Kurz vor der Veröffentlichung des Wahl-O-Mat zu den Berliner Wahlen am 20. September ist von der Universität Potsdam ein weiteres Online-Tool an den Start gegangen. Der «Party-Check» wurde entwickelt von einem Forschungsteam rund um den Potsdamer Politikwissenschaftler Jan Philipp Thomeczek.

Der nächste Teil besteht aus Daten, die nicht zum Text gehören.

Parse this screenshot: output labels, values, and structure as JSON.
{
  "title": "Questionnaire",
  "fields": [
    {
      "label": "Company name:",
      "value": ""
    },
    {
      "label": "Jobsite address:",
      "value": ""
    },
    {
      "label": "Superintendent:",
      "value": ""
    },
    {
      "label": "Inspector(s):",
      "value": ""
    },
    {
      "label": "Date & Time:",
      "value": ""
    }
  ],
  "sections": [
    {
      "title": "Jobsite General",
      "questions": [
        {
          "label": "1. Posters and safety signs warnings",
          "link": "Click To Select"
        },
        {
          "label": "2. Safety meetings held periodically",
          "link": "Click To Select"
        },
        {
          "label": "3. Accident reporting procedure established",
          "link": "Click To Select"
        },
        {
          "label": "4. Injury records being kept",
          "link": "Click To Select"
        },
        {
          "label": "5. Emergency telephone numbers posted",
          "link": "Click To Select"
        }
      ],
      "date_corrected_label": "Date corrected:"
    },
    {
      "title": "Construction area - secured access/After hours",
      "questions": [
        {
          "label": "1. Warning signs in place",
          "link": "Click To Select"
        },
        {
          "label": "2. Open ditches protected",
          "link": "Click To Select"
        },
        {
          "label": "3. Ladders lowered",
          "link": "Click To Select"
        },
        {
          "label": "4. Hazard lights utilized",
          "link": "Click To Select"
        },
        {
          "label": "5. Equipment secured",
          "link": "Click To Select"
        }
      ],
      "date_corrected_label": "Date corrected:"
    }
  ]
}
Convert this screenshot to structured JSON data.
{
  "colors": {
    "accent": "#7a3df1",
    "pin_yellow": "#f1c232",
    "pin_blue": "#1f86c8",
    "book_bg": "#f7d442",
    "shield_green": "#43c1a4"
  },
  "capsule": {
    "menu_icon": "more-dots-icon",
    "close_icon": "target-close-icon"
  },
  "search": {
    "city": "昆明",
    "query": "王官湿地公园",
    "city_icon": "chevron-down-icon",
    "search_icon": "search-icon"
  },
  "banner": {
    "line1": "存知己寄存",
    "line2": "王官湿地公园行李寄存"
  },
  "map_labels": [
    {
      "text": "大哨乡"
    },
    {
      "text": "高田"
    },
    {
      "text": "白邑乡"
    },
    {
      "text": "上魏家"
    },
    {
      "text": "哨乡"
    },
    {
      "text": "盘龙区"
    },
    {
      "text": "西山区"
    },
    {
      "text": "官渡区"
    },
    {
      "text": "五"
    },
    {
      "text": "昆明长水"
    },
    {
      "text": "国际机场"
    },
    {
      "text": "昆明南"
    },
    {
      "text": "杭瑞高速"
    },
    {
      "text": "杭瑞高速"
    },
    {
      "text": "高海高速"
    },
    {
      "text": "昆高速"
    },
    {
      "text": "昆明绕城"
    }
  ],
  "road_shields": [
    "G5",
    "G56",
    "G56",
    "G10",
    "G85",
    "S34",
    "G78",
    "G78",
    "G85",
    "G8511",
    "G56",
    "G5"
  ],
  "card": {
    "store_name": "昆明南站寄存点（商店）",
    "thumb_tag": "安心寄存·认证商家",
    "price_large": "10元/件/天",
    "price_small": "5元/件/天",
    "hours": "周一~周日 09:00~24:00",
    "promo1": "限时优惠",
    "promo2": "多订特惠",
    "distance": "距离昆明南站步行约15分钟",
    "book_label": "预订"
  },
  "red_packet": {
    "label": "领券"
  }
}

Klicken kann man sich durch 18 ausgewählte Fragen zu aktuellen politischen Themen wie Wohnungsenteignungen, Gemeinschaftsschulen, Klimaschutz und den Umgang mit der AfD. Nutzerinnen und Nutzern können jeweils eine Antwortskala mit 20 Stufen anklicken und auch selbst bewerten, wie wichtig oder unwichtig ihnen ein Thema ist.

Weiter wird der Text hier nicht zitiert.